Ora però bisogna toccare anche l’ultimo pulsante di questa situazione critica. Che sono i MET. Sappiamo purtroppo già da adesso che finirà così: i 90 milioni di euro saranno divisi fra Anestesisti, MEU, infermieri di area critica, autisti-soccorritori e MET. Tutte persone che combattono ogni giorno nelle fila del 118. Però, facendo due conti, aver portato a casa 90 milioni di euro diventerebbe una cosa indicibile, non di certo una vittoria. E dispiace doverlo sottolineare, ma va fatto. Se mancano persone competenti e vogliose di lavorare per il paziente, di specializzarsi come MEU, forse è perché la strada del MET è davvero troppo facile da intraprendere. Una delle soluzioni potrebbe essere riportare i MET in un percorso che li abiliti e mantenga elevata la loro formazione mentre lavorano in PS. E’ difficile, ma non impossibile. Una cosa che negli anni ho imparato è che all’interno della medicina la gerarchia è una brutta bestia. Ma quando si è in emergenza (e mai più d’ora è così) la gerarchia serve. Un capitano, i suoi gregari, e lavoro di squadra. Ecco perché stona sentire alcune campane lamentarsi. Ecco perché potrebbe essere il momento, per anestesisti e MEU, lavorare insieme per raccogliere più forze possibili e aumentare il numero di gregari capaci di concorrere alla qualità della salute dei pazienti, e alla qualità della vita dei medici.
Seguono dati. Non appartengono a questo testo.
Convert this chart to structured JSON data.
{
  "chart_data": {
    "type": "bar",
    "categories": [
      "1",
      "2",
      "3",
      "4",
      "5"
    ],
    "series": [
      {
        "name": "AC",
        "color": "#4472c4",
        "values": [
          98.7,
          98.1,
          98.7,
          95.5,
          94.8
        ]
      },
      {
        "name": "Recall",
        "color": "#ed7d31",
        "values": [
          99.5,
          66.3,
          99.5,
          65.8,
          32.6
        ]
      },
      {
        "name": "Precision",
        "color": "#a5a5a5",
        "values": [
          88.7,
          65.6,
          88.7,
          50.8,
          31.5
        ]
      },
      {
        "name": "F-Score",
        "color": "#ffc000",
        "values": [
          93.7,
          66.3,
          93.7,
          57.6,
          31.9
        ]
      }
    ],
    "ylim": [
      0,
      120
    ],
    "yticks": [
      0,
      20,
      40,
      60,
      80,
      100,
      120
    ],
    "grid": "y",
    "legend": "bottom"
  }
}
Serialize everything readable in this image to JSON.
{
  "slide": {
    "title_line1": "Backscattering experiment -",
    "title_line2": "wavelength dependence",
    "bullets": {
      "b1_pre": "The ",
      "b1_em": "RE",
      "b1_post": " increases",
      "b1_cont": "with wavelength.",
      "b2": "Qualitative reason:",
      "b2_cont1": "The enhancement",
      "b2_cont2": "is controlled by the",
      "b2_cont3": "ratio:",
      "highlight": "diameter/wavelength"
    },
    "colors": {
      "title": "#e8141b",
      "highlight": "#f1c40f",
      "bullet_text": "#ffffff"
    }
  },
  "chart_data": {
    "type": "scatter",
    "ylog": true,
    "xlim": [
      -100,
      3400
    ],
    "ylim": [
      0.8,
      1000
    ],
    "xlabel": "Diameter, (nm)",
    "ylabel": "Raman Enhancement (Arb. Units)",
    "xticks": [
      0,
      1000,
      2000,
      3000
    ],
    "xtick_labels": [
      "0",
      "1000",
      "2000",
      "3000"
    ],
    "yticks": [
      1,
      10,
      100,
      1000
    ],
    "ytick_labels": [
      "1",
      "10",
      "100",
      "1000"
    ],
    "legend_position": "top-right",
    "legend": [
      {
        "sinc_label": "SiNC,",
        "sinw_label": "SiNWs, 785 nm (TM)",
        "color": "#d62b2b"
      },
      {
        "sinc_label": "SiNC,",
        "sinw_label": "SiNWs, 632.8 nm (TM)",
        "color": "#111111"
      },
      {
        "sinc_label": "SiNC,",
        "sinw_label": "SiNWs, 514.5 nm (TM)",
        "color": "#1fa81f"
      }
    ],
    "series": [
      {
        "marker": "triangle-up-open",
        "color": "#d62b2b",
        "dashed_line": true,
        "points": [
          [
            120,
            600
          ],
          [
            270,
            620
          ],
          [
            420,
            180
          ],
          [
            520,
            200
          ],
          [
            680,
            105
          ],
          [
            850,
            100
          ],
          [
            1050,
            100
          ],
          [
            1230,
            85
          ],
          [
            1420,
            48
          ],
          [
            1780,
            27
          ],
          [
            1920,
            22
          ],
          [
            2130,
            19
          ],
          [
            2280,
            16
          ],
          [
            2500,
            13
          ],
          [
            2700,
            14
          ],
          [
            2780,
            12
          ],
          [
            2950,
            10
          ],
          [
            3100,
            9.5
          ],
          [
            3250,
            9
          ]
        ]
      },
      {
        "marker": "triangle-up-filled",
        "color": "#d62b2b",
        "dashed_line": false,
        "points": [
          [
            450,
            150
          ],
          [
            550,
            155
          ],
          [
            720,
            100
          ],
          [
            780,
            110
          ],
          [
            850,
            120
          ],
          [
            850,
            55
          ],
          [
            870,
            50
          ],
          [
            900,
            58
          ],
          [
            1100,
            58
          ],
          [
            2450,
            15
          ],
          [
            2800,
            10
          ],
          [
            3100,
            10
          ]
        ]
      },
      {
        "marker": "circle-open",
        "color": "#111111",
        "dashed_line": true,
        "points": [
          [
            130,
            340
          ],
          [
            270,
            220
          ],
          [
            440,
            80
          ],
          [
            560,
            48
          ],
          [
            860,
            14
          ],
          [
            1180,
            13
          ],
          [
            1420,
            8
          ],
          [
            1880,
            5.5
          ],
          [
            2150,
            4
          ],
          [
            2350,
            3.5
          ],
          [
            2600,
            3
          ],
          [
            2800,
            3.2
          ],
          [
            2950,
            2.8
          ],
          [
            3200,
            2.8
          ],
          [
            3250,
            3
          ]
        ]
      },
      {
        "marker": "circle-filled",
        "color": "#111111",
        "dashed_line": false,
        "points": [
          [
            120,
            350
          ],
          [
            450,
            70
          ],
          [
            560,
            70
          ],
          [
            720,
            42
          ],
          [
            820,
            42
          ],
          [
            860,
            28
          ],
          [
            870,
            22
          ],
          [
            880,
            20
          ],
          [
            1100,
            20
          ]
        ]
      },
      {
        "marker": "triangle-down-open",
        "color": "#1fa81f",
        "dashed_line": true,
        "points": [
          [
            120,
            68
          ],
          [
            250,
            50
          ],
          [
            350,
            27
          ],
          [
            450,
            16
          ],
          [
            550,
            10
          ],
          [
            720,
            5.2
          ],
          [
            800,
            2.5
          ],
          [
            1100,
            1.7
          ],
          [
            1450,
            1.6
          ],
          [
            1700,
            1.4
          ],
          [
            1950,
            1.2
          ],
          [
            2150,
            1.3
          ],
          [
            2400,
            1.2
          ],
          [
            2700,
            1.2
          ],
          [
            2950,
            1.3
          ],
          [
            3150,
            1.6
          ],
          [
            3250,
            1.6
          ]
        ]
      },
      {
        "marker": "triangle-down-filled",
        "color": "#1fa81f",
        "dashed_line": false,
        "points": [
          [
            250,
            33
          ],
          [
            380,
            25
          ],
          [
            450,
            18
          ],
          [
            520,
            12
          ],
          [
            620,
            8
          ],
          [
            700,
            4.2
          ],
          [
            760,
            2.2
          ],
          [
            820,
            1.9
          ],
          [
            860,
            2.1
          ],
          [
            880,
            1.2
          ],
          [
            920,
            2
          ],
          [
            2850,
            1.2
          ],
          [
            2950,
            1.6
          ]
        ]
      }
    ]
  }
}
Per adesso ne siamo usciti in meno. Domani?

Insomma, guardando ai numeri la situazione è desolante. Sappiamo già che i famosi 90 milioni saranno divisi fra infermieri, medici e personale tecnico, e che questi entreranno in busta paga su base oraria, scontentando comunque tutti perché di ore da fare ce ne sono già troppe e di straordinari in attesa di essere pagati ce n’è una infinità. Eppure basterebbe poco per rendere il quadro più chiaro, più speranzoso:

  • Riconoscere il lavoro in PS e 118 come usurante. I professionisti scapperebbero un pochino meno;
  • Regolamentare meglio il lavoro dei medici con competenze e ruoli di Anestesia e rianimazione, MEU e MET;
  • Aumentare le competenze degli infermieri di area critica e del territorio, che sono già ben formati (ma troppo spesso senza protocolli);
  • Uniformare il modo in cui Pronto Soccorso e servizio 118 lavorano a livello di strutture. Un percorso che sta andando avanti dopo la Carta di Riva, ma che richiede tempo e al quale non tutti vorranno uniformarsi;
  • Aumentare le assunzioni, non solo per dare tempo-vita alle persone, ma anche per permettere a loro di concentrarsi sulla ricerca in ambito medicale. La formazione rimane il punto fondamentale per avere una sanità migliore;

Se non vogliamo che il Pronto Soccorso diventi un aspettificio, un luogo dove il paziente arriva senza poter essere trattato adeguatamente, ma con il solo compito di fare da cuscinetto fra la disponibilità di posti letto e lo stato di necessità del paziente, bisogna agire. Anche – e soprattutto – coinvolgendo un terzo incomodo che troppo spesso è rimasto fuori in sala d’attesa: la medicina di base a cui i pazienti si rivolgono solo per la prescrizione delle ricette.